There is one bus going through Berkshire to St. Albans–a large town for Vermont. The bus makes several stops but does not go to the hospital and its doctor offices! Someone has to walk, according to G–maps, 19 minutes for health care–on a nice day with no disabilities to contend with.
My thoughts. Non-Va care is supposed to be much more available next year, but that’s next year. Meals on Wheels is a good program but local grocery stores could fill in if they had home delivery services. Computer access is not a given in the boonies but one could order food from Amazon. Local stores, if you don’t want us to order online, show us that you want our business and deliver. The Home Aid’s comment: Well, when old folks are sick, and legally blind, the dusting doesn’t get done well. That’s why you have a job. If the pay was better, would the employee be more sensitive? In these uncivil days…..hard to say. Haircuts–yes, this is an issue and many nice retirement communities have onsite salons. But the cost is prohibitive for many. Occasionally a local church will hold a “free haircuts” day.

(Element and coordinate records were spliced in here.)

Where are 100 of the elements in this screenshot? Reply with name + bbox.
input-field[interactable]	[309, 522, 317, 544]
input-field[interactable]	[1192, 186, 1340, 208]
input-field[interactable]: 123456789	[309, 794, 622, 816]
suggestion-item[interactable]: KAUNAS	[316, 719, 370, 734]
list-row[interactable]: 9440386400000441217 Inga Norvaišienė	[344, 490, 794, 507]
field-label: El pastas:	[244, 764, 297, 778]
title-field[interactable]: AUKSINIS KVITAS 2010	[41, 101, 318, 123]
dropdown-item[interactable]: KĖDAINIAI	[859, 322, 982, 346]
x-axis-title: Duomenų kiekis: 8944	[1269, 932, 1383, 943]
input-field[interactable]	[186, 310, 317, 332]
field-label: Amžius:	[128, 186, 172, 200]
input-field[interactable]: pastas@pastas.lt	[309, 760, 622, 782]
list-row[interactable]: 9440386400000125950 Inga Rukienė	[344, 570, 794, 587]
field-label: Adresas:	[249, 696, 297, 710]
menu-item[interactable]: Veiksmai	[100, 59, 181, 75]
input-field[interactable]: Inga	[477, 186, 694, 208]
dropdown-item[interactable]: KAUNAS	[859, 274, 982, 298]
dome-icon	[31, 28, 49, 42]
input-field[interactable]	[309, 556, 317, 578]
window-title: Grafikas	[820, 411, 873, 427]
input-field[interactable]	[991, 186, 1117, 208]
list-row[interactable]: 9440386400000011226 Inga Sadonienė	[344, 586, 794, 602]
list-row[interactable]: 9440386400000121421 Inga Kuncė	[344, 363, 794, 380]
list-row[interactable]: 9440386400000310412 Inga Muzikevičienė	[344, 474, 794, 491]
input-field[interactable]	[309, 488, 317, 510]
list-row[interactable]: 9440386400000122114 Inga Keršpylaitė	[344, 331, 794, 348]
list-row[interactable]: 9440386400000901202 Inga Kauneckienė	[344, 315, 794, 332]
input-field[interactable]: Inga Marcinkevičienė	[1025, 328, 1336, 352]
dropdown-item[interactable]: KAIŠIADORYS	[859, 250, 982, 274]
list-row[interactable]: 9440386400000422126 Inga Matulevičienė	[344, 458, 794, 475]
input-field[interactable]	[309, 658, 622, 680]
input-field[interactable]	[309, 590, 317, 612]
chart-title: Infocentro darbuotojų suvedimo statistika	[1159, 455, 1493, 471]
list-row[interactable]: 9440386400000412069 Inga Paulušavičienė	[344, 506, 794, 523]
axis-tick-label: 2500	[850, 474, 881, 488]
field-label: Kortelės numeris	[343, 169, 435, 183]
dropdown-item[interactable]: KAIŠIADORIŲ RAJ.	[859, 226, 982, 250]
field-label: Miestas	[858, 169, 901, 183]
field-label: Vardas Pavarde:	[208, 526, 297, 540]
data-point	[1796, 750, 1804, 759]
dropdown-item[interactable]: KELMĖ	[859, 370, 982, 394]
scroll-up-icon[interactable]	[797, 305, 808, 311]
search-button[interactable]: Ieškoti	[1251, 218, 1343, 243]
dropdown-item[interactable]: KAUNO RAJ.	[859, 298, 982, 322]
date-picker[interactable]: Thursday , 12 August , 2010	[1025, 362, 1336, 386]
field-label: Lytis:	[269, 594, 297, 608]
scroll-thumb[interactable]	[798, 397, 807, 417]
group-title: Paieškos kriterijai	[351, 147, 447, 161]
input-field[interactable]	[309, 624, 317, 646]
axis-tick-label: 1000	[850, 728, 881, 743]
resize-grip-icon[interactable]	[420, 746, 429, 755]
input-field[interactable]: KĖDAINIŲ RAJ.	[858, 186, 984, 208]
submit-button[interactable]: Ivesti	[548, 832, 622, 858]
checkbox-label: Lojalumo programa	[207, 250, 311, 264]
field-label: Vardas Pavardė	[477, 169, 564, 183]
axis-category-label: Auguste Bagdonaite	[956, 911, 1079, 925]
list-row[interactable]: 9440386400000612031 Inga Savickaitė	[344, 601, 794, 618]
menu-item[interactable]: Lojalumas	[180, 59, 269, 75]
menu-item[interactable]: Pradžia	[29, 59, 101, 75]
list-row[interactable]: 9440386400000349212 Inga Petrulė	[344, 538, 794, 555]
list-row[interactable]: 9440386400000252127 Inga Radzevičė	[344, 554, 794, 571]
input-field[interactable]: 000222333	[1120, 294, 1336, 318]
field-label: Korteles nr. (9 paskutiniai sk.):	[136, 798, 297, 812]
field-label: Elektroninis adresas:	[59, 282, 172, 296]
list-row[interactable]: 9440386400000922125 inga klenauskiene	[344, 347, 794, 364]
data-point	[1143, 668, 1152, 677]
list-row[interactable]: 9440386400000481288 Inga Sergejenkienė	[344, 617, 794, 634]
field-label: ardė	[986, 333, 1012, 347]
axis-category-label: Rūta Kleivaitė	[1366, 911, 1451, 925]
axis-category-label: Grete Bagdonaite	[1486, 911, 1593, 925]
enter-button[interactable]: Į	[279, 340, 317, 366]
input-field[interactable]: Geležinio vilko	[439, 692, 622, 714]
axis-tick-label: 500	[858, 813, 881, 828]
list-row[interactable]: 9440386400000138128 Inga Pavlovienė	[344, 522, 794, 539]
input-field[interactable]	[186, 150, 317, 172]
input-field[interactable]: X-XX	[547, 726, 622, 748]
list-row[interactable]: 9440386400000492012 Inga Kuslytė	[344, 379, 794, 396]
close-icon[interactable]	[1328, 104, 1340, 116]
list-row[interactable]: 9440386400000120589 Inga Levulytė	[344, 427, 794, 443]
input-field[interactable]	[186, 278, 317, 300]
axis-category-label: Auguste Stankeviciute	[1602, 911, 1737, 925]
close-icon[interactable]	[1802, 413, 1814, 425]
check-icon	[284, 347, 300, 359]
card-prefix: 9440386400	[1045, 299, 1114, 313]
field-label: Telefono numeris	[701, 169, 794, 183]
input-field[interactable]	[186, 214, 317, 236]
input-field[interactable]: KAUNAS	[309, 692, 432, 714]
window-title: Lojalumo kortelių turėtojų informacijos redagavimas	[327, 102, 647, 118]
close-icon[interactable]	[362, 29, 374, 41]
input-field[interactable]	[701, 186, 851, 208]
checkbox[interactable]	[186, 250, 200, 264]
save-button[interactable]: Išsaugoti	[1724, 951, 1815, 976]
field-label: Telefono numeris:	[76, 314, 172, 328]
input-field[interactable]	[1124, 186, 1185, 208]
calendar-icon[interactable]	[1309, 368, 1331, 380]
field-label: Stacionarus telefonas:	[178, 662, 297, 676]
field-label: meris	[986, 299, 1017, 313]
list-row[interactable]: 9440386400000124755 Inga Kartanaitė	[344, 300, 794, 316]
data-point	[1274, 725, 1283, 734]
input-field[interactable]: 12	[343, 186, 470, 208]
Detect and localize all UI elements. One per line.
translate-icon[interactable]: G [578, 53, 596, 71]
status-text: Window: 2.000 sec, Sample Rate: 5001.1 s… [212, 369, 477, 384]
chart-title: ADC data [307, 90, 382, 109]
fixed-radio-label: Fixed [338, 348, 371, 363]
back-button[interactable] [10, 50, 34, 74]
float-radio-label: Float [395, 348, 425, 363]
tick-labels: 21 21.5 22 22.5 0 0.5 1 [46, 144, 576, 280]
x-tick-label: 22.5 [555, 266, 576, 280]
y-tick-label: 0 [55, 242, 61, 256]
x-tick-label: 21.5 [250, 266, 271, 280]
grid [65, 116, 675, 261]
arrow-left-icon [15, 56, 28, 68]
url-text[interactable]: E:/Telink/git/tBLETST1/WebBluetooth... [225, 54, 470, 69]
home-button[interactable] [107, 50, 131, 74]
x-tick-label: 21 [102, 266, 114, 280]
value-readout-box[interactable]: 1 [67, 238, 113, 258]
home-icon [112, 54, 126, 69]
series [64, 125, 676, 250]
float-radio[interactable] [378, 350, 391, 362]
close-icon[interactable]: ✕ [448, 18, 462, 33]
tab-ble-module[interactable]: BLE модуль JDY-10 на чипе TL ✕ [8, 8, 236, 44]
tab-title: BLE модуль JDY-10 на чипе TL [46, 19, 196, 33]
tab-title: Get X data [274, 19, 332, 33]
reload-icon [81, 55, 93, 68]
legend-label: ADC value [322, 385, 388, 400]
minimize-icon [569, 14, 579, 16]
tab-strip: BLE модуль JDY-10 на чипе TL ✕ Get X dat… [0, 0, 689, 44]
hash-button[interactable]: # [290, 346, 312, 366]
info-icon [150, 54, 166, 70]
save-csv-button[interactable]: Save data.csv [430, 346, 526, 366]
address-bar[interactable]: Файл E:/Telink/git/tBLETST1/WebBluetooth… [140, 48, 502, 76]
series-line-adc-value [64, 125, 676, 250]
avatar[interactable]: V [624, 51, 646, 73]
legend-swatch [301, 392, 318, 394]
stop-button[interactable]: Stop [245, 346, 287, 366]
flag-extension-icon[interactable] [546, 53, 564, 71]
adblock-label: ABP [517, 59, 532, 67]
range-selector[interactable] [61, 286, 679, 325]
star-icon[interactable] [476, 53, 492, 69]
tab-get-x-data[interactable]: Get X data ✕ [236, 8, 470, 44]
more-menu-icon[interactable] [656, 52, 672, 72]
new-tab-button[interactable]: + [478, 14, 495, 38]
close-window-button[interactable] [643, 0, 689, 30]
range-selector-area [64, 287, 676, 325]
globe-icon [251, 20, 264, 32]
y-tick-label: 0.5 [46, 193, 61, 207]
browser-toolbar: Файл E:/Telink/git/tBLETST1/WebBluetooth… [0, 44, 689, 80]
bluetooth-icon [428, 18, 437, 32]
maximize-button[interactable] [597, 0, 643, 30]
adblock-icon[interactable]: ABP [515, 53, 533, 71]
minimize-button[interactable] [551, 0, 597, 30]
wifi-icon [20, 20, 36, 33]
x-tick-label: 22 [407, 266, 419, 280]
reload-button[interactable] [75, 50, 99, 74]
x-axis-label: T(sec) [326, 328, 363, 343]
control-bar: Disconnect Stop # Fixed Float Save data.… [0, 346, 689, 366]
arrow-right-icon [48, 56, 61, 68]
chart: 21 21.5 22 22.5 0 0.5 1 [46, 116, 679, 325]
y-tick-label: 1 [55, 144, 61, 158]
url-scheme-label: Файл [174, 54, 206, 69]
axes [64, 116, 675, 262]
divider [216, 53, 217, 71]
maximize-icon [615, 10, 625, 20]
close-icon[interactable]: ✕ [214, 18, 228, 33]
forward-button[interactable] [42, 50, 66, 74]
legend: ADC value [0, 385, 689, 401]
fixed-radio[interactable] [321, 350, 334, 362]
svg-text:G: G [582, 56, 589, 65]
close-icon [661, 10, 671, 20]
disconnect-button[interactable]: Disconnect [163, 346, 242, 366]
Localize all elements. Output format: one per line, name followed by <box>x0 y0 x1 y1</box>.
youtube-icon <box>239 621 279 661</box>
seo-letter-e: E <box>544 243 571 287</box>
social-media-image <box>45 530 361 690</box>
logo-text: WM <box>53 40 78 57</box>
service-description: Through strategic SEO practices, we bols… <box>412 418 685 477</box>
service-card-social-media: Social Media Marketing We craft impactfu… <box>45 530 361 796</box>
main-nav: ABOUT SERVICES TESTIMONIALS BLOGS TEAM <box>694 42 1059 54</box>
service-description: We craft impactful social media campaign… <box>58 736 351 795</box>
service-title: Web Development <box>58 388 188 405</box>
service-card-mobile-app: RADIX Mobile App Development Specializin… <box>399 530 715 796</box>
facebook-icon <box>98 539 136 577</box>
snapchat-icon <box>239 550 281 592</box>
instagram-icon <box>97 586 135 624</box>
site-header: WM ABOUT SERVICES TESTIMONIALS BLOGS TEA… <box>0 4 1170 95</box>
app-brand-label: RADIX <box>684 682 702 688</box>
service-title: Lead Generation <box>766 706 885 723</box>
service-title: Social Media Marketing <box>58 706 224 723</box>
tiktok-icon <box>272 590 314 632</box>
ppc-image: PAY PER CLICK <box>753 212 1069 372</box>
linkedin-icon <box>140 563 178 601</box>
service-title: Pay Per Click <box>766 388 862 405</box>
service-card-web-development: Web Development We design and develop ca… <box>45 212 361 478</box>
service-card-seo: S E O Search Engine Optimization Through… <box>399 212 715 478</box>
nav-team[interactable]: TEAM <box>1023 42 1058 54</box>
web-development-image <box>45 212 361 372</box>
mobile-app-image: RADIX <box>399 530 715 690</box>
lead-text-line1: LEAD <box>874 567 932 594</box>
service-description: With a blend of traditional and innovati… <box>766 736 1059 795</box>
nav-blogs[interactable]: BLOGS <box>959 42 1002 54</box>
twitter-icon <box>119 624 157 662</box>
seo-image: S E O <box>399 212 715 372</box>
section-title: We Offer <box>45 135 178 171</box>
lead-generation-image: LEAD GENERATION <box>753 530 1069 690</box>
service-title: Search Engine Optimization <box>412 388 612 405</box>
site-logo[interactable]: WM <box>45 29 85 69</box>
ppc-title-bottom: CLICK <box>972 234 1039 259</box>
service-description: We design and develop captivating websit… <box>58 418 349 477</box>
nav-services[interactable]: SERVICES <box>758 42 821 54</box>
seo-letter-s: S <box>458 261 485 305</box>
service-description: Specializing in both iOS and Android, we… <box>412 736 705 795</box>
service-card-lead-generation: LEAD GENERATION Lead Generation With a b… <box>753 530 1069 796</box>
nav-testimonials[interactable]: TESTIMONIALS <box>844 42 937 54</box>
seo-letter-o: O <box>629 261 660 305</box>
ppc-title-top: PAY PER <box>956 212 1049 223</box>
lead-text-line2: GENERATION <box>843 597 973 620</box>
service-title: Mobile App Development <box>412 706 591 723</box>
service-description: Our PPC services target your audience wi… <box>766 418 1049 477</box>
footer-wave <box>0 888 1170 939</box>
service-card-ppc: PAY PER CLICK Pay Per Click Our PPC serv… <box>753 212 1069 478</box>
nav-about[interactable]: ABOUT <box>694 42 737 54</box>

Then there are some folk who like their privacy and their walls. Although Robert Frost’s narrator questioned wall building in his poem, Mending Walls (LINK) his neighbor said, “Good fences make good neighbours.” Rural isolation and beauty calms until it doesn’t because it gets too hard to cope with what used to be sheer pleasure.
VA transportation sometimes contracts with van services that are located miles away from where the actual need is instead of working with local transporters.
Rural transportation takes good neighbors and representatives that give a damn when times are tough.